Eine beeindruckende Leistung muss es gewesen sein, die disparaten Aufnahmen in einen zwingend und smooth anmutenden Bilder- und Erzählfluss zu formen. Das gelingt dem Filmeditor Chris King, der schon Kapadias "Senna" (2010) und "Amy" (2015) geschnitten hat, hervorragend. Dank der erstaunlichen Materialfülle ist die Filmtextur dicht und das Tempo dynamisch und mitreißend. Maradona ist viel auf dem Spielfeld, überwiegend jedoch im privaten Rahmen zu sehen. Wir erleben hautnah die euphorisch in der Umkleidekabine feiernde Mannschaft, werden teilhaftig an der Verlegenheit des jungen Fußballers, als er von einem Reporter auf den protzigen Pelzmantel angesprochen wird. Auch sehr schön: Maradona im knappen orangenen Badeslip, joggend, der Kamera zuzwinkernd. Die Schweißperlen und seine wechselnden Ohrringe glitzern in Close-up. Zudem entfalten die Bilder in verschiedenen Stufen ihrer Grobkörnigkeit diese für viele Found-Footage-Filme typische Anziehungskraft, diese typische dahinschmelzende Wärme.

Ruhm sei ihm damals wichtiger als Geld gewesen, lautet die Selbstauskunft der Fußballlegende aus dem Off. Vom hohen Preis und fatalen Folgen dieses Ruhms für jemanden, der nicht darauf vorbereitet war, handelt "Diego Maradona" wie damals schon die mit einem Oscar ausgezeichnete filmische Biografie von Amy Winehouse.

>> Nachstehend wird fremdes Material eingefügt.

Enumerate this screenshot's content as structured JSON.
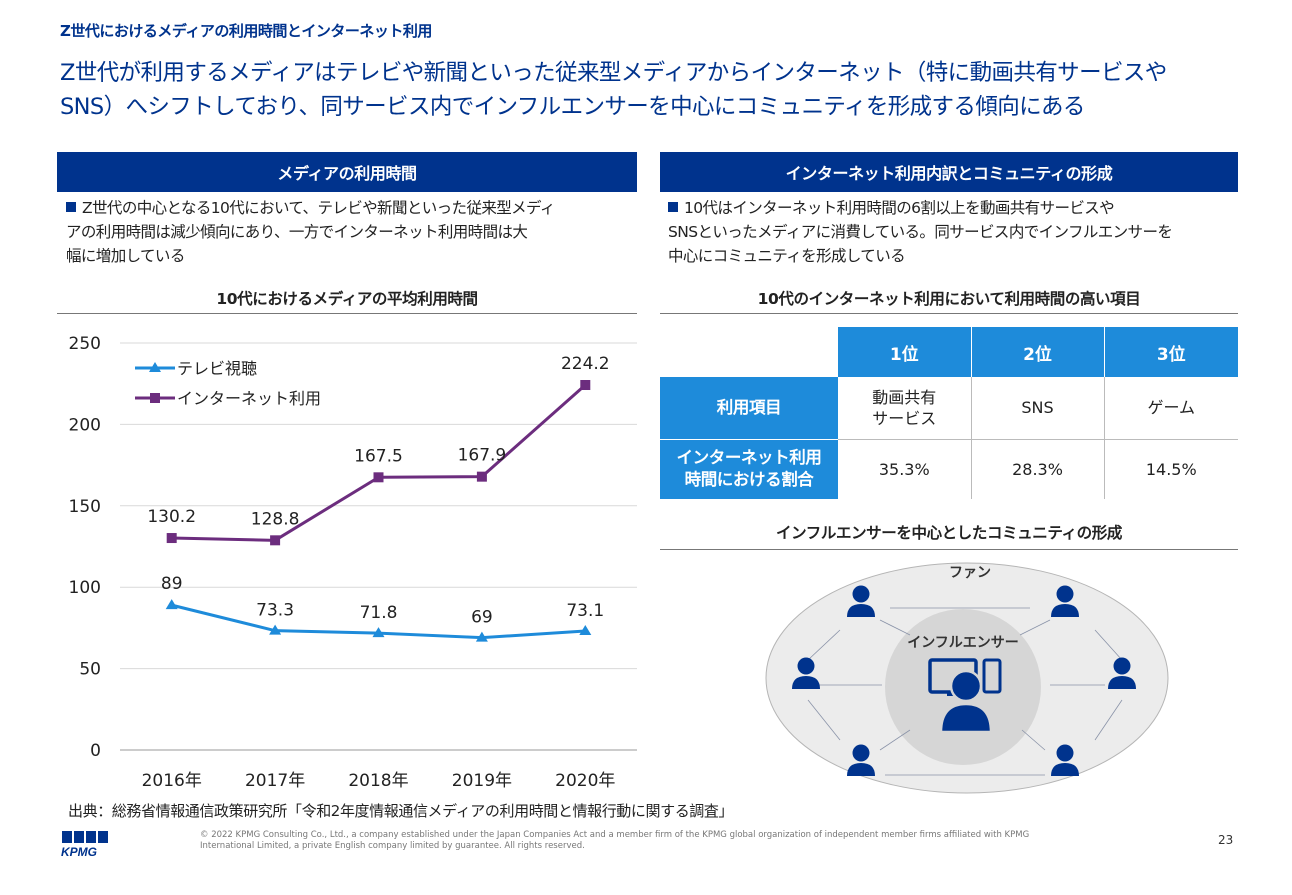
{
  "header": {
    "kicker": "Z世代におけるメディアの利用時間とインターネット利用",
    "headline_line1": "Z世代が利用するメディアはテレビや新聞といった従来型メディアからインターネット（特に動画共有サービスや",
    "headline_line2": "SNS）へシフトしており、同サービス内でインフルエンサーを中心にコミュニティを形成する傾向にある"
  },
  "left": {
    "section_title": "メディアの利用時間",
    "bullet_line1": "Z世代の中心となる10代において、テレビや新聞といった従来型メディ",
    "bullet_line2": "アの利用時間は減少傾向にあり、一方でインターネット利用時間は大",
    "bullet_line3": "幅に増加している",
    "chart_title": "10代におけるメディアの平均利用時間"
  },
  "right": {
    "section_title": "インターネット利用内訳とコミュニティの形成",
    "bullet_line1": "10代はインターネット利用時間の6割以上を動画共有サービスや",
    "bullet_line2": "SNSといったメディアに消費している。同サービス内でインフルエンサーを",
    "bullet_line3": "中心にコミュニティを形成している",
    "table_title": "10代のインターネット利用において利用時間の高い項目",
    "table": {
      "col_headers": [
        "1位",
        "2位",
        "3位"
      ],
      "row1_header": "利用項目",
      "row1_values": [
        "動画共有\nサービス",
        "SNS",
        "ゲーム"
      ],
      "row2_header_line1": "インターネット利用",
      "row2_header_line2": "時間における割合",
      "row2_values": [
        "35.3%",
        "28.3%",
        "14.5%"
      ]
    },
    "community_title": "インフルエンサーを中心としたコミュニティの形成",
    "community": {
      "fan_label": "ファン",
      "influencer_label": "インフルエンサー"
    }
  },
  "chart_data": {
    "type": "line",
    "title": "10代におけるメディアの平均利用時間",
    "categories": [
      "2016年",
      "2017年",
      "2018年",
      "2019年",
      "2020年"
    ],
    "series": [
      {
        "name": "テレビ視聴",
        "values": [
          89,
          73.3,
          71.8,
          69,
          73.1
        ],
        "color": "#1E8BDA",
        "marker": "triangle"
      },
      {
        "name": "インターネット利用",
        "values": [
          130.2,
          128.8,
          167.5,
          167.9,
          224.2
        ],
        "color": "#6C2D7E",
        "marker": "square"
      }
    ],
    "ylim": [
      0,
      250
    ],
    "yticks": [
      0,
      50,
      100,
      150,
      200,
      250
    ],
    "grid": true,
    "legend": "top-left"
  },
  "footer": {
    "source": "出典：総務省情報通信政策研究所「令和2年度情報通信メディアの利用時間と情報行動に関する調査」",
    "copyright_line1": "© 2022 KPMG Consulting Co., Ltd., a company established under the Japan Companies Act and a member firm of the KPMG global organization of independent member firms affiliated with KPMG",
    "copyright_line2": "International Limited, a private English company limited by guarantee. All rights reserved.",
    "page_number": "23",
    "logo_text": "KPMG"
  },
  "colors": {
    "brand": "#00338D",
    "accent": "#1E8BDA",
    "internet": "#6C2D7E"
  }
}
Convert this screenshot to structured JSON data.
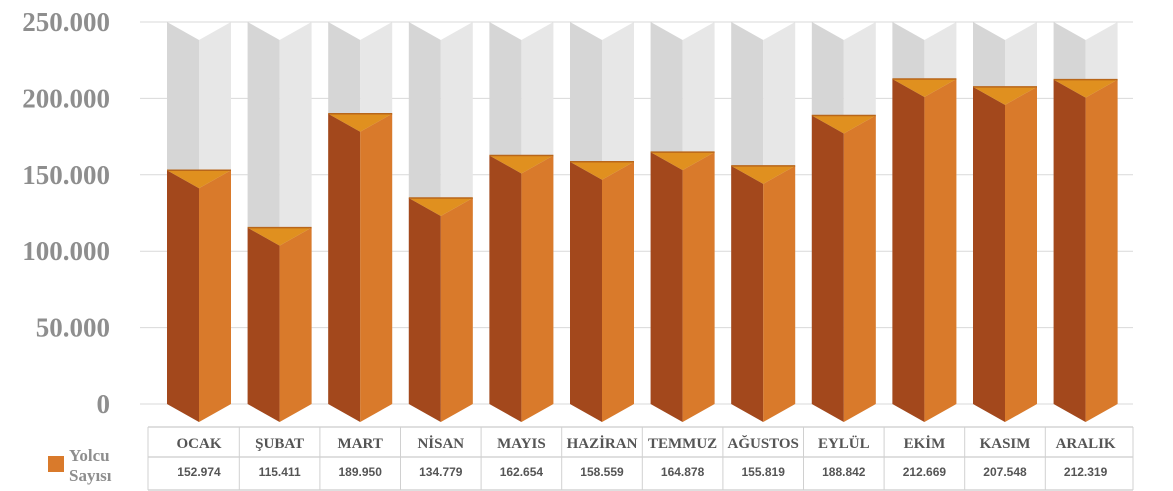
{
  "chart_data": {
    "type": "bar",
    "categories": [
      "OCAK",
      "ŞUBAT",
      "MART",
      "NİSAN",
      "MAYIS",
      "HAZİRAN",
      "TEMMUZ",
      "AĞUSTOS",
      "EYLÜL",
      "EKİM",
      "KASIM",
      "ARALIK"
    ],
    "series": [
      {
        "name": "Yolcu Sayısı",
        "values": [
          152974,
          115411,
          189950,
          134779,
          162654,
          158559,
          164878,
          155819,
          188842,
          212669,
          207548,
          212319
        ],
        "labels": [
          "152.974",
          "115.411",
          "189.950",
          "134.779",
          "162.654",
          "158.559",
          "164.878",
          "155.819",
          "188.842",
          "212.669",
          "207.548",
          "212.319"
        ]
      }
    ],
    "yticks": [
      "0",
      "50.000",
      "100.000",
      "150.000",
      "200.000",
      "250.000"
    ],
    "ylim": [
      0,
      250000
    ],
    "legend": {
      "label_line1": "Yolcu",
      "label_line2": "Sayısı",
      "placement": "bottom-left"
    },
    "title": "",
    "xlabel": "",
    "ylabel": "",
    "grid": true,
    "colors": {
      "bar_front_light": "#d97a2b",
      "bar_front_dark": "#a3481c",
      "bar_top": "#e0901f",
      "bar_top_dark": "#b8661a",
      "bg_light": "#e7e7e7",
      "bg_dark": "#d6d6d6",
      "tick_text": "#8e8e8e",
      "label_text": "#555555",
      "grid": "#d9d9d9"
    }
  }
}
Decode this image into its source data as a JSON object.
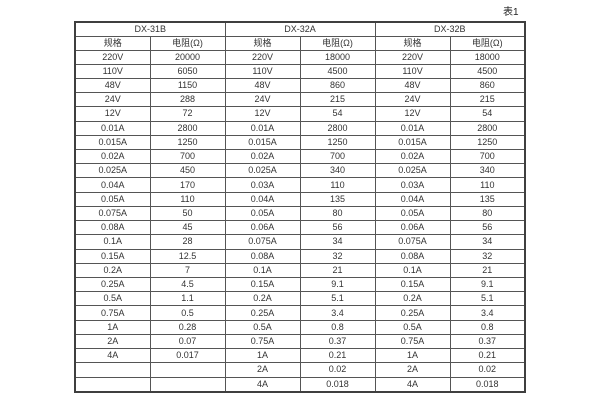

Kapadia und King legen ihre Lesart plastisch nahe, versuchen zu verstehen, was ihre Figur umgetrieben hat. Sie stellen Verbindungen her - zwischen Milieubruch und Schuldgefühlen auf der einen Seite und Neigung zu zweifelhaften Gönnern und Drogensucht auf der anderen. Zwischen selbstauferlegtem Druck und Verdrängungsarbeit, der berühmten Lüge von der "Hand Gottes". Diese Deutung muss man nicht teilen, nachvollziehbar bleibt sie auf jeden Fall. "Diego Maradona" geht es nicht ums Partei-Ergreifen und sympathisch-Finden, sondern um Wertschätzung einer leidenschaftlichen Hingabe ans eigene Metier. Ein Film von großer Intensität ist er allemal, und das Tollste ist: "Diego Maradona" kann sogar die größten Skeptikerinnen für Fußball begeistern.

Olga Baruk

Diego Maradona - GB 2019 - Regie: Asif Kapadia - Laufzeit: 130 Minuten.